The woman is opened further for childbirth and closed afterwards, a process known as defibulation (or deinfibulation) and reinfibulation. Reinfibulation can involve cutting the vagina again to restore the pinhole size of the first infibulation. This might be performed before marriage, and after childbirth, divorce and widowhood.[n 11][63]
Type IV

The WHO defines Type IV as "[a]ll other harmful procedures to the female genitalia for non-medical purposes", including pricking, piercing, incising, scraping and cauterization.[1] It includes nicking of the clitoris (symbolic circumcision), burning or scarring the genitals, and introducing substances into the vagina to tighten it.[64] Labia stretching is also categorized as Type IV.[65] Common in southern and eastern Africa, the practice is supposed to enhance sexual pleasure for the man and add to the sense of a woman as a closed space. From the age of eight, girls are encouraged to stretch their inner labia using sticks and massage. Girls in Uganda are told they may have difficulty giving birth without stretched labia.[n 12][67]

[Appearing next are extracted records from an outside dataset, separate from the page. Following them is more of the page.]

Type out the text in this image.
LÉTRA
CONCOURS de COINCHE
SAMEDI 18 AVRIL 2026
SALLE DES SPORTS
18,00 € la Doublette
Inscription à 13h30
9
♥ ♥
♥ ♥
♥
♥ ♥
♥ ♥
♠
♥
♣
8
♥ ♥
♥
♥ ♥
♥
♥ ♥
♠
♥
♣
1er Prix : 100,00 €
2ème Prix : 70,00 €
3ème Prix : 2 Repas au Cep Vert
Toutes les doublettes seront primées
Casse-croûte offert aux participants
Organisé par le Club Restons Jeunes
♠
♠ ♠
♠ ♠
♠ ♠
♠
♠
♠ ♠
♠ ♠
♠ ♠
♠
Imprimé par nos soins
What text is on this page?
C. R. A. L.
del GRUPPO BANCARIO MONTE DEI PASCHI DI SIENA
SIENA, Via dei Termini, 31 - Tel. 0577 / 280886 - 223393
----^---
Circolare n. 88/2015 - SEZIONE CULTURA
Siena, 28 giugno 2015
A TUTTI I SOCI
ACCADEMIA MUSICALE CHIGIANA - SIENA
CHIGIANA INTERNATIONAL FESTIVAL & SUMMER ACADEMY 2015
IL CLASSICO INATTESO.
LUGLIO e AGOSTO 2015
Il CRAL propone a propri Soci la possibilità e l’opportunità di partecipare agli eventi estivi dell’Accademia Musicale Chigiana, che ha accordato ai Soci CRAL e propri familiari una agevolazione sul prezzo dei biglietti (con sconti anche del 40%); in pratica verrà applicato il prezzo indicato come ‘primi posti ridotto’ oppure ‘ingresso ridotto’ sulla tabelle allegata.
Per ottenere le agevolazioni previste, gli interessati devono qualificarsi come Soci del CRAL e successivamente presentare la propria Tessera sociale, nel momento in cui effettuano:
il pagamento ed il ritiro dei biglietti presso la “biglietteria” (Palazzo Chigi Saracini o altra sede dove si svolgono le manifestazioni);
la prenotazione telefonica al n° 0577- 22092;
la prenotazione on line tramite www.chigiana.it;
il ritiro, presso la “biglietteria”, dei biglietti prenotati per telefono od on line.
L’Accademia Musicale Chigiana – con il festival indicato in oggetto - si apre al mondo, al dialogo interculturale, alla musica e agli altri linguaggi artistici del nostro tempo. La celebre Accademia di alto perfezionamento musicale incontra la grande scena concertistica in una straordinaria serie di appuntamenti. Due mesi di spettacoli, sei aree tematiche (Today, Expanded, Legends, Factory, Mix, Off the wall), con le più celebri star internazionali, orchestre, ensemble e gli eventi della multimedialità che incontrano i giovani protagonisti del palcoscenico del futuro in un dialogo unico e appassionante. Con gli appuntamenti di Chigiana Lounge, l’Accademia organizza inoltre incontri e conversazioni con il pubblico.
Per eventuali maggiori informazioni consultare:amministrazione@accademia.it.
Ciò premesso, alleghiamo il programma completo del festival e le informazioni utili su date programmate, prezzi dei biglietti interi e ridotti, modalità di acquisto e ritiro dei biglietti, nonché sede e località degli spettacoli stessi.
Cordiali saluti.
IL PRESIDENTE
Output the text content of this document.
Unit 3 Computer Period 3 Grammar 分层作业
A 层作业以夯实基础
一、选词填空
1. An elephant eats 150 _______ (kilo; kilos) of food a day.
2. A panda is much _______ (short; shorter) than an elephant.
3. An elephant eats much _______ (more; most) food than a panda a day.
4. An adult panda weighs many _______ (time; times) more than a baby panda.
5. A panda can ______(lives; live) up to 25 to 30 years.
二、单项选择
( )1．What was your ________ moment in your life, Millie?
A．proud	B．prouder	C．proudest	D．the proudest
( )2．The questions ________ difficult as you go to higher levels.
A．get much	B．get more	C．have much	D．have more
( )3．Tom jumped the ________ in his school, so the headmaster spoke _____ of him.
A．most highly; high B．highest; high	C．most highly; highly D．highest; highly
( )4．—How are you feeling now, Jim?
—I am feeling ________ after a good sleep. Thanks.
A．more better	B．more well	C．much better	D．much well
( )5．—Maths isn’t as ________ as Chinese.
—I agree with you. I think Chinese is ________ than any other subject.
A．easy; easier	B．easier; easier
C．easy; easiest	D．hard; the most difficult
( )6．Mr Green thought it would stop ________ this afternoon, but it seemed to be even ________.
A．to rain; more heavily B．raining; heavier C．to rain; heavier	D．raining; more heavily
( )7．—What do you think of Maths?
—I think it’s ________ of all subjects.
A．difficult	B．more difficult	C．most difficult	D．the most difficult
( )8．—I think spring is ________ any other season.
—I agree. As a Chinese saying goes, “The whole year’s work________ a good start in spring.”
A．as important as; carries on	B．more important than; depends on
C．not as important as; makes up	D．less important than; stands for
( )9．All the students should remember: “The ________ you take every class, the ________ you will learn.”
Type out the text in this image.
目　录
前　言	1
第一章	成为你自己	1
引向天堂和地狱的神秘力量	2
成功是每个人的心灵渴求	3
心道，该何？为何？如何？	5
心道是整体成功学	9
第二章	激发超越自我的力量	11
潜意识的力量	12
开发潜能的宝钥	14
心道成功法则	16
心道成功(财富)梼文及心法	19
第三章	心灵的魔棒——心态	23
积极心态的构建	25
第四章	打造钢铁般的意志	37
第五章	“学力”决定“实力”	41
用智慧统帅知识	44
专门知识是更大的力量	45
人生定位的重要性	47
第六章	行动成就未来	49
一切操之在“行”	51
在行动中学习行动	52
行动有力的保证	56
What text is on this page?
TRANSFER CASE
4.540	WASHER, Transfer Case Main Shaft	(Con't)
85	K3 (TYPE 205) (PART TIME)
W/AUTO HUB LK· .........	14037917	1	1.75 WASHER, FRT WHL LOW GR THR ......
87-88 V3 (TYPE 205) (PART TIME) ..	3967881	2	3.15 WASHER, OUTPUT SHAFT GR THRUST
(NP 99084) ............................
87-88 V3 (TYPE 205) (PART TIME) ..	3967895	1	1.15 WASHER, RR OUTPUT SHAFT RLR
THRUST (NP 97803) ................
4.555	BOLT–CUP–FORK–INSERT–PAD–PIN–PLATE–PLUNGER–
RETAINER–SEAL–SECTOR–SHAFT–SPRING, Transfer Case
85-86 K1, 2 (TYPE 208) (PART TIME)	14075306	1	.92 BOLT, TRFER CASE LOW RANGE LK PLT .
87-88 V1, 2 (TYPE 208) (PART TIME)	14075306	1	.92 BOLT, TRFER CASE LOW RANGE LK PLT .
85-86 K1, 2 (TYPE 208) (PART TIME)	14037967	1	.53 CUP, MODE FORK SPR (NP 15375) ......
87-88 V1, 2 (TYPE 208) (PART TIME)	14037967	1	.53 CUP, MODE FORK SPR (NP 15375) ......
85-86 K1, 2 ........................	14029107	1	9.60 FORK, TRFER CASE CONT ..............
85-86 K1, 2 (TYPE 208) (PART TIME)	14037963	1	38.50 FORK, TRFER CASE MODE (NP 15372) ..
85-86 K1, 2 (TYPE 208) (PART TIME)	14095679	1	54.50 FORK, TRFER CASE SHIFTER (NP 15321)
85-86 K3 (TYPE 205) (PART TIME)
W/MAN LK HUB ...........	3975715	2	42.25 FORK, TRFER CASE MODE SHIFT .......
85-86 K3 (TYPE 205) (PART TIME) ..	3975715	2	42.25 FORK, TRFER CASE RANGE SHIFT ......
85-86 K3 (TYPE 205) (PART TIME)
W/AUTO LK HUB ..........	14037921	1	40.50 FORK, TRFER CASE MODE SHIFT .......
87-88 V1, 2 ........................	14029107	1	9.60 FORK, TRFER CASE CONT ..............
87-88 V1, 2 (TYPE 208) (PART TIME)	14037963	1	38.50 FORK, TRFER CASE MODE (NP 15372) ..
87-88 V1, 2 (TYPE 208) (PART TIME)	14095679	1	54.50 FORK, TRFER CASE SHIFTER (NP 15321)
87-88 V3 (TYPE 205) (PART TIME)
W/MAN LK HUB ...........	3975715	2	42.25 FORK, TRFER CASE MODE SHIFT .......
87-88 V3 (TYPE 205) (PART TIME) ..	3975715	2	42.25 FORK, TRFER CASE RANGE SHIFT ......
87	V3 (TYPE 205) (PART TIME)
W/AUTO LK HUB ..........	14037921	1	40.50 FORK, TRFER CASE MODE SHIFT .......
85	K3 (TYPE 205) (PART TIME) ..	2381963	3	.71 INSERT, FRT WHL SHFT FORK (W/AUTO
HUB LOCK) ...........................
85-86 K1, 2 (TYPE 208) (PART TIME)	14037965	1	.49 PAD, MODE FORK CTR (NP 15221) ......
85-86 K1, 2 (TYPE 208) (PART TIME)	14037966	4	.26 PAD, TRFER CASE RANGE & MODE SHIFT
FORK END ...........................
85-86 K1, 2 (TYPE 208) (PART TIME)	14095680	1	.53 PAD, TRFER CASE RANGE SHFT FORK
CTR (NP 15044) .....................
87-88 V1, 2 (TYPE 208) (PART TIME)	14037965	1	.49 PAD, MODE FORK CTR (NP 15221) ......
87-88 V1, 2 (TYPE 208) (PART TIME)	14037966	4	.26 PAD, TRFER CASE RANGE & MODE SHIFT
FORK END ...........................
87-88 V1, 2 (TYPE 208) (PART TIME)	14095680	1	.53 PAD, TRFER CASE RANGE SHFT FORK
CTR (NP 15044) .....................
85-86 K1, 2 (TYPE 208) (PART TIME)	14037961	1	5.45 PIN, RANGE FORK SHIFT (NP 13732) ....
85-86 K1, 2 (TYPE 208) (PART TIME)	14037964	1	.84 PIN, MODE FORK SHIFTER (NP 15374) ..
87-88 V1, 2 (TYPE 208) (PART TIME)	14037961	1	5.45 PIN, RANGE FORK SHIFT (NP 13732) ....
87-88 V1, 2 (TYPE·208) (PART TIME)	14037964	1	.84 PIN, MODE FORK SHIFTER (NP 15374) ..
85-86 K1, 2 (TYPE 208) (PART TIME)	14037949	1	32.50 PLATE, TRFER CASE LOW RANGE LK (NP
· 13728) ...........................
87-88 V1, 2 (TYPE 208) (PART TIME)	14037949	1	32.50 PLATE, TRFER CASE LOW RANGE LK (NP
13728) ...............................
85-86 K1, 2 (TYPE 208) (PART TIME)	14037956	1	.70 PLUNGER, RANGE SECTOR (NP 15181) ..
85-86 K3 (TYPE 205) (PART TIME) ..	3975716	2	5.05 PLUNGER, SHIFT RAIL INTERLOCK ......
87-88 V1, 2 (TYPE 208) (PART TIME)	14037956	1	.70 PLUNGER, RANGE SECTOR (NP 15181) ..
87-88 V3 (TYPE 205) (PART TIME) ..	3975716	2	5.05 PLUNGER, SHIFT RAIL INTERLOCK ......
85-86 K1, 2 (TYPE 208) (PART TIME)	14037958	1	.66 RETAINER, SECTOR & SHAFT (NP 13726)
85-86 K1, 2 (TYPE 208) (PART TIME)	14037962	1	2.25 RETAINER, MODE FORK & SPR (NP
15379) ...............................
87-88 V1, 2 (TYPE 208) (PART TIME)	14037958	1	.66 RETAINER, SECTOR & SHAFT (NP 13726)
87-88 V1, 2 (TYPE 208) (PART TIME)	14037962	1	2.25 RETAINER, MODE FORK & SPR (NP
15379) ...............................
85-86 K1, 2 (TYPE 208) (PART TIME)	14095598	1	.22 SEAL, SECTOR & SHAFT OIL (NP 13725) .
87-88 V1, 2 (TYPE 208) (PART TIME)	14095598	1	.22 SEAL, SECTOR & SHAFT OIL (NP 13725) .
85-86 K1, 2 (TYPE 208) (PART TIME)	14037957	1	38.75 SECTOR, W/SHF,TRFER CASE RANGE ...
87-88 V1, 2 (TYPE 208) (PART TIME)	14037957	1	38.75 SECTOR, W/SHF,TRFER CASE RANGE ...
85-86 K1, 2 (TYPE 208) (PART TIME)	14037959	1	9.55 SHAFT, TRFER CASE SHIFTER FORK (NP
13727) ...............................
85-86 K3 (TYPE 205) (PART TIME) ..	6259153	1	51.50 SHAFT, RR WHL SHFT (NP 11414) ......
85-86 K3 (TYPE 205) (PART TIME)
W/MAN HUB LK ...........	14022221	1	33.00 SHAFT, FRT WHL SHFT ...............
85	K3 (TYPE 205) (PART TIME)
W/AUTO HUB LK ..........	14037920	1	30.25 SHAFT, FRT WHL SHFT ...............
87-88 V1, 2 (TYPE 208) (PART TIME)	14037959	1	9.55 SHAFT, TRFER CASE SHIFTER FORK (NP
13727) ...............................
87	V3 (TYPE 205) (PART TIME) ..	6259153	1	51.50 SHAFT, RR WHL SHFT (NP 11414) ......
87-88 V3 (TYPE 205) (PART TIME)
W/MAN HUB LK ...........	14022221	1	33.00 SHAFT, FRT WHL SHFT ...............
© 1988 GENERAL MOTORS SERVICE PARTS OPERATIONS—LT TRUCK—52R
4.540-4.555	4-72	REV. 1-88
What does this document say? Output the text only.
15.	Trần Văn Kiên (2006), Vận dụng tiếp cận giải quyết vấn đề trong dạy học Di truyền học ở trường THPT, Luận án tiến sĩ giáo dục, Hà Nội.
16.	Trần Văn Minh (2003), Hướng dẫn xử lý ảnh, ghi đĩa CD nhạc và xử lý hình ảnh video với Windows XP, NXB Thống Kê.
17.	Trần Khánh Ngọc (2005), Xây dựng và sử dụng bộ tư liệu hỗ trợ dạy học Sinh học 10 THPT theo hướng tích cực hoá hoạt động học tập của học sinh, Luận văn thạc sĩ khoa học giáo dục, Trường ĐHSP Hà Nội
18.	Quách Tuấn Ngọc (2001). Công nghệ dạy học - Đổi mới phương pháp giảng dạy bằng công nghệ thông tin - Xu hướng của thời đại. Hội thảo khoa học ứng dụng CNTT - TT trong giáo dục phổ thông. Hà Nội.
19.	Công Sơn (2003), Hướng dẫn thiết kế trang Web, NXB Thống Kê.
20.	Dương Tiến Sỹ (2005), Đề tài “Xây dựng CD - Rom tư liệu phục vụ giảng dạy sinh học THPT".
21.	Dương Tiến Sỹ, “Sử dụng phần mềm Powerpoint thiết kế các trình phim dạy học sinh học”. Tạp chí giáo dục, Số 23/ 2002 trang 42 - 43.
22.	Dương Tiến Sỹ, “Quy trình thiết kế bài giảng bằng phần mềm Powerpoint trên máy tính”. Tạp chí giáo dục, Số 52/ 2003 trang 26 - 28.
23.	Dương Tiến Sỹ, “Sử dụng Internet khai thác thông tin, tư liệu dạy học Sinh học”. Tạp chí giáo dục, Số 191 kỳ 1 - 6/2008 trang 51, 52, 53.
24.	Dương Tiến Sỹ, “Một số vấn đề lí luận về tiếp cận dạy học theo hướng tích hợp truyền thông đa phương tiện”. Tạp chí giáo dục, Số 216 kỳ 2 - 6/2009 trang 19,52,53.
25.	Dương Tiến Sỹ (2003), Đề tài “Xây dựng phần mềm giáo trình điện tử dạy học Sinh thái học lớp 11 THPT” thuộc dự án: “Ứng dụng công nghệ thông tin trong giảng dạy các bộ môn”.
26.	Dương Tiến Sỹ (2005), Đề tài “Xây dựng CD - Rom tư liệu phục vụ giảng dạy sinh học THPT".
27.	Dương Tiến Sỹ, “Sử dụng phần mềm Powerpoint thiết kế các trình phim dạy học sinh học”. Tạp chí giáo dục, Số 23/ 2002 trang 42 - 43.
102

A definition of FGM from the WHO in 1995 included gishiri cutting and angurya cutting, found in Nigeria and Niger. These were removed from the WHO's 2008 definition because of insufficient information about prevalence and consequences.[65] Gishiri cutting involves cutting the vagina's front or back wall with a blade or penknife, performed in response to infertility, obstructed labour and several other conditions. Over 30 percent of women with gishiri cuts in a study by Nigerian physician Mairo Usman Mandara had vesicovaginal fistulae. Angurya cutting is excision of the hymen, usually performed seven days after birth.[68]